DECtalk Software converts ASCII English language text into speech output through a speech synthesizer. There are two ways to feed text into the speech synthesizer: through the user interface or through the API. The flow of the text-to-speech process is explained below.

Figure: Flow of the DECtalk Software Text-to-Speech Conversion Process

Legend for Figure: Action of the DECtalk Software Module

  1. A sentence parser breaks the input stream into separate words and locates some clause boundaries (indicated by commas and other punctuation marks as well as by special words loaded in the DECtalk Software internal dictionary). The sentence parser also recognizes and deals with phonemic symbols and commands that you might have added to the input text.

  2. A word parser breaks words into their component parts, dividing words by their final pronounceable form. Strings of text that do not form pronounceable English words are spelled out letter by letter. A number formatter is used if the text contains numerals. The number formatter applies the rules for many common number formats and converts the numbers into English words. The number formatter also recognizes many common abbreviations, such as lb for pound.

  3. A dictionary lookup routine searches the pronunciation dictionaries. DECtalk Software has a built-in dictionary of many commonly used words. DECtalk Software also has a user dictionary that can be filled with words specific to an application. This dictionary and how to load it are described in Chapter 3. While this version of DECtalk Software has greater pronunciation accuracy than its predecessors, it may sometimes be necessary to send DECtalk Software the correct phonemics for words important for a particular application. This can be done by using the user dictionary.

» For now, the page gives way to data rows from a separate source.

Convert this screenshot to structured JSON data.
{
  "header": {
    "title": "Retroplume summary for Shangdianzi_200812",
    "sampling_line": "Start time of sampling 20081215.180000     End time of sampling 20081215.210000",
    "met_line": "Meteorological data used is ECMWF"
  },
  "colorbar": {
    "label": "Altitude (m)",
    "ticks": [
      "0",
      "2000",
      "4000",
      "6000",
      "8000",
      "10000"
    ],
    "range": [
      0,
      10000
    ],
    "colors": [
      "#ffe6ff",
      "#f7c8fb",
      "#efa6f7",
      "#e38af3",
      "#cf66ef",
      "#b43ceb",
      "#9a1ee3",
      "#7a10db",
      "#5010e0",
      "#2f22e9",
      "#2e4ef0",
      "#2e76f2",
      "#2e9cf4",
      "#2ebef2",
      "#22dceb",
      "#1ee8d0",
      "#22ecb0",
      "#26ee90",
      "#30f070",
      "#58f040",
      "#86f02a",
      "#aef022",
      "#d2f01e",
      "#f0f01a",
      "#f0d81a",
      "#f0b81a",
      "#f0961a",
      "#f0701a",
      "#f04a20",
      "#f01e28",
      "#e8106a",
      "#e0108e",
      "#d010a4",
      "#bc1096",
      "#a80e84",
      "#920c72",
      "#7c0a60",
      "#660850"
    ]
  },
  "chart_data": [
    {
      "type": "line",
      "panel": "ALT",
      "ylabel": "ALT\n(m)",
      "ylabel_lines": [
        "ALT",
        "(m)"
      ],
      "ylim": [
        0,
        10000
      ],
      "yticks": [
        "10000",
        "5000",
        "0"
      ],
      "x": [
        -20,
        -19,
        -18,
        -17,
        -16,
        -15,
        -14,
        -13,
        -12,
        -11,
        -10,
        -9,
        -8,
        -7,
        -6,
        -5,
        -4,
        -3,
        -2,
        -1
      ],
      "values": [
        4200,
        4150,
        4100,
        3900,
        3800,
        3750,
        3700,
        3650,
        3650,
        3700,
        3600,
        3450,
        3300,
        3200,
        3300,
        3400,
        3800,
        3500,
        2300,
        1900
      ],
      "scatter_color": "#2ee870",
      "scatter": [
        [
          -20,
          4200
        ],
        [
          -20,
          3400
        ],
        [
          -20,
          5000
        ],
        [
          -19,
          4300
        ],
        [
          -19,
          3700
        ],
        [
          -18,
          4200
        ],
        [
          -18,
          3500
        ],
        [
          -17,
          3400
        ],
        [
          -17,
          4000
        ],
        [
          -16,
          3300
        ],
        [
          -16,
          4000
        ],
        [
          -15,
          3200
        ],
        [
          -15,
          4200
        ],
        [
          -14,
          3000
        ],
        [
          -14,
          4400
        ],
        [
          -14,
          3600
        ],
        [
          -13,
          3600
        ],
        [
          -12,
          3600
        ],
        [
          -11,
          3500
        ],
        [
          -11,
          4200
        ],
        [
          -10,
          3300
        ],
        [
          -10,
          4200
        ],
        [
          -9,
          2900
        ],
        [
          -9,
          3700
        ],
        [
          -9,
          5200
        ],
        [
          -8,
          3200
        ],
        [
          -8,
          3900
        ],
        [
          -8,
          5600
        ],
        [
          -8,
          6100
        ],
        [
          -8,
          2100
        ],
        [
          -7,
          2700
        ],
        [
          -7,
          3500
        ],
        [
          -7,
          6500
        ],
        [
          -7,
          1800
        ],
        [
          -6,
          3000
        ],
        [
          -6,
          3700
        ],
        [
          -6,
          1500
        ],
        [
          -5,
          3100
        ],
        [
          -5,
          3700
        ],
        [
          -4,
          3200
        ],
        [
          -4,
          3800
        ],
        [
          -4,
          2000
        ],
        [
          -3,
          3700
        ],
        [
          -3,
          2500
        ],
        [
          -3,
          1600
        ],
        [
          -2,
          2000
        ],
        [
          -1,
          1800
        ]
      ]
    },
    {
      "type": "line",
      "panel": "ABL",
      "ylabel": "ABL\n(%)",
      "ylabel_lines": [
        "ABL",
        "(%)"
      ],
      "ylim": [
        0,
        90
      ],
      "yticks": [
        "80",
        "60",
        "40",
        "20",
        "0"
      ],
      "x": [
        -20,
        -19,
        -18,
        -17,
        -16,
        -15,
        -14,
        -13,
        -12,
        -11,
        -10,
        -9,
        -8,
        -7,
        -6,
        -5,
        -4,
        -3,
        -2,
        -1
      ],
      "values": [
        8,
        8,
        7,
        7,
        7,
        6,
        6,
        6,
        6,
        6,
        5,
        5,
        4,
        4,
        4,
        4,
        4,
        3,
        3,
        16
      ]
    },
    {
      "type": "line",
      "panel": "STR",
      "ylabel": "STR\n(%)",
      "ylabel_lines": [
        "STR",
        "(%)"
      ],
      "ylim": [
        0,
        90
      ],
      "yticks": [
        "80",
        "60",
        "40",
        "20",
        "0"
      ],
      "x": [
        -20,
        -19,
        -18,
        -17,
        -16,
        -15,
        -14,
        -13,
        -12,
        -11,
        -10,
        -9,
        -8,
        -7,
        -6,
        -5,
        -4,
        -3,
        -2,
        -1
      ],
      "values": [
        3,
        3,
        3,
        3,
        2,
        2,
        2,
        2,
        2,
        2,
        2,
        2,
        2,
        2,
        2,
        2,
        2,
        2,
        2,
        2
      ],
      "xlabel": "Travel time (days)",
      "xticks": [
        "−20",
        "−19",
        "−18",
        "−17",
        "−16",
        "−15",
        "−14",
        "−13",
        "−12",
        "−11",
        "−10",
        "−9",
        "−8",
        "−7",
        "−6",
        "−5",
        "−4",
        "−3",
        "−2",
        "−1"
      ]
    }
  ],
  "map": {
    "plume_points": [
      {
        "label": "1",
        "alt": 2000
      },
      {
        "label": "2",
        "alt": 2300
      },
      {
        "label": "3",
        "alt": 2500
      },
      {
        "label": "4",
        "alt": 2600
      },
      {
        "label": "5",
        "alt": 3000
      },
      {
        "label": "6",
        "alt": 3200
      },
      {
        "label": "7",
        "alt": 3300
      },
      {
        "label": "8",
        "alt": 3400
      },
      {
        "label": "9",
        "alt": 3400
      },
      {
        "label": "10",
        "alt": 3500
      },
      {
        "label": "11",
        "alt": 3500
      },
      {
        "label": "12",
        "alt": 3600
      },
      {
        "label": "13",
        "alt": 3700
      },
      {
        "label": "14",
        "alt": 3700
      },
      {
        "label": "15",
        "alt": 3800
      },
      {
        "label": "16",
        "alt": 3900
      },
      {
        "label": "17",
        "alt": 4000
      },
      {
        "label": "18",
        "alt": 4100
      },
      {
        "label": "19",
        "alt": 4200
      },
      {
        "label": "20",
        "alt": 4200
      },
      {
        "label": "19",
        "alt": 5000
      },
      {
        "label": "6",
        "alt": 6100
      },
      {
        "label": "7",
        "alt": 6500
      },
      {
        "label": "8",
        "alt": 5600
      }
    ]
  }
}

  4. A phrase structure module recombines all phonemic output from the dictionary search and other modules. Durations of phonemes and pitch commands are computed for the clause, and appropriate sound variants are selected for those phonemes that can be pronounced in more than one way.

  5. A letter-to-sound module uses a set of English pronunciation rules to assign phonemic form and lexical stress patterns to words not found in the dictionary.

  6. The phoneme-to-voice module processes clauses passed from the phrase structure module and converts them to control signals for the speech synthesizer. This module modifies the clauses by changing the phonemes/allophones into parameters that determine the natural resonant frequencies of the vocal tract (formats), and sound source amplitudes. The control parameters are sent to the speech synthesizer for output.

  7. The Digital speech synthesizer computes a speech wave form with acoustic characteristics that are determined by the synthesizer control commands received.